Then to animate the path incrementally you can create an animation loop that draws a line to each next point in the second array.
Note: If you keep the specified distance small enough (eg 1-2 pixels), then the lines drawn appear curved where necessary.

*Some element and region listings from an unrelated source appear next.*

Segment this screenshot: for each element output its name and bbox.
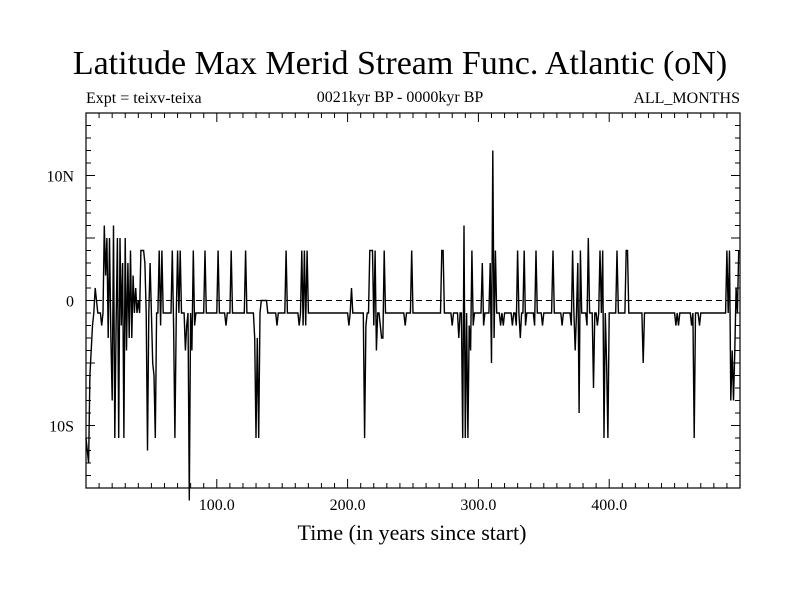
x-tick-label: 300.0 bbox=[460, 497, 496, 514]
chart-title: Latitude Max Merid Stream Func. Atlantic… bbox=[72, 45, 728, 82]
data-series bbox=[85, 150, 740, 501]
series-line bbox=[85, 150, 740, 501]
x-tick-label: 200.0 bbox=[330, 497, 366, 514]
y-tick-label: 10S bbox=[49, 419, 74, 436]
period-label: 0021kyr BP - 0000kyr BP bbox=[316, 89, 484, 106]
x-axis-label: Time (in years since start) bbox=[297, 520, 527, 545]
x-tick-label: 100.0 bbox=[199, 497, 235, 514]
y-tick-label: 0 bbox=[66, 294, 74, 311]
axis-ticks bbox=[86, 113, 740, 488]
tick-labels: 100.0 200.0 300.0 400.0 10N 0 10S bbox=[46, 169, 627, 515]
months-label: ALL_MONTHS bbox=[633, 90, 740, 107]
x-tick-label: 400.0 bbox=[591, 497, 627, 514]
y-tick-label: 10N bbox=[46, 169, 74, 186]
experiment-label: Expt = teixv-teixa bbox=[86, 90, 202, 107]
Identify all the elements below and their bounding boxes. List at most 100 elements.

Here are Formula that support this method:
Calculate Points along Line:
// T is an interval between 0.00 and 1.00
// To divide a Line into 300 parts you would call the function 300 times
// with T increasing 1.00/300 each time
function getLineXYatPercent(startPt,endPt,T) {
var dx = endPt.x-startPt.x;
var dy = endPt.y-startPt.y;
var X = startPt.x + dx*T;
var Y = startPt.y + dy*T;
return( {x:X,y:Y} );
}
Calculate Points along Quadratic Curve:
// T is an interval between 0.00 and 1.00
// To divide a Quadratic Curve into 300 parts you would call the function 300 times
// with T increasing 1.00/300 each time
function getQuadraticBezierXYatT(startPt,controlPt,endPt,T) {
var x = Math.pow(1-T,2) * startPt.x + 2 * (1-T) * T * controlPt.x + Math.pow(T,2) * endPt.x;
var y = Math.pow(1-T,2) * startPt.y + 2 * (1-T) * T * controlPt.y + Math.pow(T,2) * endPt.y;
return( {x:x,y:y} );
}
Calculate Points along Bezier Curve:
// T is an interval between 0.00 and 1.00
// To divide a BezierCurve into 300 parts you would call the function 300 times
// with T increasing 1.00/300 each time
function getCubicBezierXYatT(startPt,controlPt1,controlPt2,endPt,T){
var x=CubicN(T,startPt.x,controlPt1.x,controlPt2.x,endPt.x);
var y=CubicN(T,startPt.y,controlPt1.y,controlPt2.y,endPt.y);
return({x:x,y:y});
}
// cubic helper formula at T distance
function CubicN(T, a,b,c,d) {
var t2 = T * T;
var t3 = t2 * T;
return a + (-a * 3 + T * (3 * a - a * T)) * T
+ (3 * b + T * (-6 * b + b * 3 * T)) * T
+ (c * 3 - c * 3 * T) * t2
+ d * t3;
}
Distance between 2 points:
var dx=point2.x-point1.x;
var dy=point2.y-point1.y;
var distance=Math.sqrt(dx*dx+dy*dy);
Good luck with your project!